Indeed, the latest inflation report released by the Bureau of Labor Statistics last week recorded an 8.3% rise in prices in one year. As Americans’ concerns grow and prices continue to soar, the Fed must recognize that taming inflation should be its primary policy focus, Summers contended, in a “firm and resolute” manner. To that end, Summers proposed raising interest rates up to at least 4 percent, if not further. “The soft landing of the U.S. represents the triumph of hope over experience,” Summers offered, criticizing the overdue and insufficient policy actions to curb inflation.
Summers has been criticized for providing a weak response to the financial crisis of 2007-2008 while serving as Director of the National Economic Council for the Obama administration: a meek stimulus coupled with too lenient bailouts. Now, he emphasizes the importance of learning from history.

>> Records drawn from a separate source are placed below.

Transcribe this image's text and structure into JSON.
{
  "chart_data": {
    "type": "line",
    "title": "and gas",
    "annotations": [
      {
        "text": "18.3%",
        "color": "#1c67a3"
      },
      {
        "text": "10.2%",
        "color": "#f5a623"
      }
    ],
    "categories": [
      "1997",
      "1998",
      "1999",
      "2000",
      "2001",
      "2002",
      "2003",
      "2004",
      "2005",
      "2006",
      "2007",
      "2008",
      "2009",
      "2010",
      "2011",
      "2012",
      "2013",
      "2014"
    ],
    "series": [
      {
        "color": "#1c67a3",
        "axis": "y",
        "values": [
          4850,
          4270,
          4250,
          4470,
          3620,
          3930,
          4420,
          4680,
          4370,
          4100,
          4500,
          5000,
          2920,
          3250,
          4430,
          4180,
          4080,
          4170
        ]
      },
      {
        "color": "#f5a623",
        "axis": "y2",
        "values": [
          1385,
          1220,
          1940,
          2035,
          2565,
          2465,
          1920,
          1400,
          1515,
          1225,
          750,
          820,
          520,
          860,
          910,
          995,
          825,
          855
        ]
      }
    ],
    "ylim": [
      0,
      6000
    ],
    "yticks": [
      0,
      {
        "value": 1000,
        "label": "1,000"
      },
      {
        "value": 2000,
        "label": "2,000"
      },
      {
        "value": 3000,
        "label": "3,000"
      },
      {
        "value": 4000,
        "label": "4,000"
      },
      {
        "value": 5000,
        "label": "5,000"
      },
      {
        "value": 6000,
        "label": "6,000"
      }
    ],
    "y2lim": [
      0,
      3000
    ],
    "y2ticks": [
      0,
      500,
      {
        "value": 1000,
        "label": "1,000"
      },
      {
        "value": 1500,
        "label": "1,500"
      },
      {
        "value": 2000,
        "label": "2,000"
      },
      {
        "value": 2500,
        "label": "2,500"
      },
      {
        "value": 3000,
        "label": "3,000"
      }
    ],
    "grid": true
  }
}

During his talk, Summers carefully combined his prior work with sharp analogies to help the audience understand his economic prescriptions. He compared monetary policy, for instance, to a course of antibiotics: the medicine is only effective if you stay the course, not if you stray away and omit the last few days, hoping your expectations will turn into reality.
Summers’ ability to craft such precise arguments and comprehensive metaphors reflects another one of his skills: teaching. He admitted that he, too, is still learning and teaching enables him to better formulate his own views. On the stage of the JFK Jr. Forum and in his own classes, Summers is unafraid to go against any wave of thought, actively combating groupthink. He urges audience members to think about contentious issues through different lenses, offering hope for the triumph of reason and wisdom in future economic policy.